Taliban Mull Reversing College Ban on Women Amid Pressure from Top Ministers | Exclusive
Taliban Mull Reversing College Ban on Women Amid Pressure from Top Ministers | Exclusive
Afghanistan’s Interior Minister Sirajuddin Haqqani and Defence Minister Mullah Mohammad Yaqub are set against the much-reviled decision to ban women from universities and are negotiating with Akhundzada to undo the proscription, say sources

Taliban’s Supreme Leader Hibatullah Akhundzada is under severe pressure from powerful figures in the government to reverse his decision to ban university education for women, sources close to Afghanistan’s ruling dispensation have told CNN-News18.

Interior (Home) Minister Sirajuddin Haqqani and Defence Minister Mullah Mohammad Yaqub are set against the much-reviled decision to ban women from universities and are negotiating with Akhundzada to undo the proscription, sources said.

The anticipated outcome is for Akhundzada to bow to the wishes of the two senior ministers, as well as the international community, including India. If the Taliban supremo does not relent, it would definitely rend the unity of the government.
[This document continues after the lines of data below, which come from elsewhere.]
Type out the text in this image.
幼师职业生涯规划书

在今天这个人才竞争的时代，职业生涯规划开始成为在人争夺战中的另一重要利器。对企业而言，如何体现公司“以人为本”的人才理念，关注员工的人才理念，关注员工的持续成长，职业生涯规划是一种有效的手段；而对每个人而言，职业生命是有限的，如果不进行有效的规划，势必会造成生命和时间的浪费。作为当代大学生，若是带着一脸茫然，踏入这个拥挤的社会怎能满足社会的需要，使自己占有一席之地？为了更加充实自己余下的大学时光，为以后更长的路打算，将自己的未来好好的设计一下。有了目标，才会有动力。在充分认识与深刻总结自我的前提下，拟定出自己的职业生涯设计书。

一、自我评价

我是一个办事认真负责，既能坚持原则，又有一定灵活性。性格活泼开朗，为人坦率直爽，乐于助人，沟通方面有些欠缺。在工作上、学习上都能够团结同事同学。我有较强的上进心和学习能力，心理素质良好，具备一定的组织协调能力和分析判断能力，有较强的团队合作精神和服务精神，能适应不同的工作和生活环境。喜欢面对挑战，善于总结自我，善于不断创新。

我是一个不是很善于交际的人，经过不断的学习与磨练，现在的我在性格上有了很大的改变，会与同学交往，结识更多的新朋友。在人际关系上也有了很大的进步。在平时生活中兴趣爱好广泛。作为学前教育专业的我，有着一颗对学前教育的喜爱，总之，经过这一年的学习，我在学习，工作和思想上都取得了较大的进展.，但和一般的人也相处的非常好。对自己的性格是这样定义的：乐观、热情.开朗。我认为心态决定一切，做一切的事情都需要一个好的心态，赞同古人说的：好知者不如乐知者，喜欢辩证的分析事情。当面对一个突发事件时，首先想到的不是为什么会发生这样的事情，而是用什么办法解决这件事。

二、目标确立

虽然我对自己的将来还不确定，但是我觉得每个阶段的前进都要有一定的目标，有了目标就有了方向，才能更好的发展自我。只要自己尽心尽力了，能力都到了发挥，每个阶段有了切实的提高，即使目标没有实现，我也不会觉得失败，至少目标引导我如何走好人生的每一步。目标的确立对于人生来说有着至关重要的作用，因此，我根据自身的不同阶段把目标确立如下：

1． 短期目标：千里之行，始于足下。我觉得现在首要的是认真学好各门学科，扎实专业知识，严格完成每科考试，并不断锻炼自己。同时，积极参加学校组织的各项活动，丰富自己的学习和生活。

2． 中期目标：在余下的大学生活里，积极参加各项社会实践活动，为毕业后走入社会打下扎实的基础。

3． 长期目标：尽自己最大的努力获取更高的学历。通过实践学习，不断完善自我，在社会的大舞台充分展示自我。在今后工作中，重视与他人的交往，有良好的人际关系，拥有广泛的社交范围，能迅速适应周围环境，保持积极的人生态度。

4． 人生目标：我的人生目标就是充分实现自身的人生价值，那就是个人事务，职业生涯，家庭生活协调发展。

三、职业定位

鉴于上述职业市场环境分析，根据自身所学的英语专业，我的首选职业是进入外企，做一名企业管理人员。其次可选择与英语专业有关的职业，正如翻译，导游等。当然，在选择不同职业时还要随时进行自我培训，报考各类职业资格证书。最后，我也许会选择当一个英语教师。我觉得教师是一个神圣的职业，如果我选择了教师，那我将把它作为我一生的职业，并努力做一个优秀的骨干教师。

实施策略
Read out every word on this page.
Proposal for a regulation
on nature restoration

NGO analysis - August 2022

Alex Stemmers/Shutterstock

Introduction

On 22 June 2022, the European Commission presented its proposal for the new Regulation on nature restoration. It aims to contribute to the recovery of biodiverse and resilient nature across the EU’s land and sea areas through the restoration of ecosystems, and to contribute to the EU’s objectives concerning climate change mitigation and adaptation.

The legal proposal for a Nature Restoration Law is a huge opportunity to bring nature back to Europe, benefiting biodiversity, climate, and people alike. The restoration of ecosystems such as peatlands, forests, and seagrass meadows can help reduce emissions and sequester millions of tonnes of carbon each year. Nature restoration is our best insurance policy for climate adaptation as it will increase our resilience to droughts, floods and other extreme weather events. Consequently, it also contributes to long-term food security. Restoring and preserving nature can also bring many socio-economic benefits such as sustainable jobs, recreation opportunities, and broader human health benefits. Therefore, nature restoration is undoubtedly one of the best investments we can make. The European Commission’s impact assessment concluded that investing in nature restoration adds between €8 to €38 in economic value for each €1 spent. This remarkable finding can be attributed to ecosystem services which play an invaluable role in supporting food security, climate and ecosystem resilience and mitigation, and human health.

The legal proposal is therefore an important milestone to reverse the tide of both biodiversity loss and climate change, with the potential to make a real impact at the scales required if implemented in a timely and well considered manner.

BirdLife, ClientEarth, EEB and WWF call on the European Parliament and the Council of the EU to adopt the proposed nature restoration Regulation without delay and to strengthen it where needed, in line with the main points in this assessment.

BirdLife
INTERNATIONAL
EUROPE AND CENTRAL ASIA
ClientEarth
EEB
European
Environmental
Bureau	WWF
It is even thought likely that this issue may be the spark that lights the conflagration of another civil war in the devastated country.

“It will be good news for us,” a senior Taliban official said. “Otherwise the alternative is civil war, which is not good for Afghanisatan.”

On Tuesday, Afghanistan said it had outlawed university education for women because women were dressing ‘improperly’: in the words of the higher education minister, “as if they going to a wedding instead of college”.

The ban comes in the backdrop of a widening political schism between the moderate and extremist factions of the Taliban. The Taliban stormed to power in Kabul in August last year as American military withdrew in chaos after nearly two decades of occupation.

Haqqani and Yaqub (the son of Taliban founder Mullah Muhammad Omar), who lead the moderate faction, have been attempting a rapprochement with major foreign powers as they struggle to manage Afghanistan’s shattered economy. Together they control the security forces and hold sway over large swathes of the country.

Akhundzada, who is based in the southern city of Kandahar, appears to be at odds with these two powerful deputies who are tasked with the practical responsibilities of running the government. Mullah Abdul Ghani Baradar, a first deputy prime minister, is thought to be more closely aligned with the supreme leader at this point, although he too is in favour of women’s education. Haqqani, Yaqub and Baradar are the three senior-most deputies of Akhundzada.

Top Taliban ministers met at the Arg presidential palace in Kabul on Saturday to try find a solution. Helping matters is also the fact that Afghanistan’s chief justice and justice minister Abdul Hakim Ishaqzai, who was previously an opponent of girls’ education, is now on the side of Haqqani and Yaqub.

On Friday, Haqqani spoke to Akhundzada on the phone and conveyed to him his staunch opposition to the decision to ban women from college. He is said to have told the supreme leader that he is unable to face his supporters or explain the decision to them.

The ban was preceded by political moves initiated by the supreme leader over the last few months. In September, he sacked the education minister Noorullah Munir and replaced him with Maulvi Habibullah Agha, a staunch loyalist. And then in October, he fired Abdul Baqi Haqqani as the higher education minister and installed another loyalist, Neda Mohammad Nadeem.

The education ministry oversees primary and secondary education whereas the higher education ministry is in charge of university studies. Secondary education was already barred to girls before the latest jolt last week.

With the economy in the doldrums and no formal relations with the international community, the moderate group may even consider a push to replace Akhundzada as the supreme leader, or Amir-ul-Momineen.

In such an eventuality, Ishaqzai, the chief justice, could have a good claim to the leadership of Taliban. But with powerful warlords and battlefield veterans also holding important political posts, the political salience of the Amir would be as a figurehead and conscience-keeper rather than power player.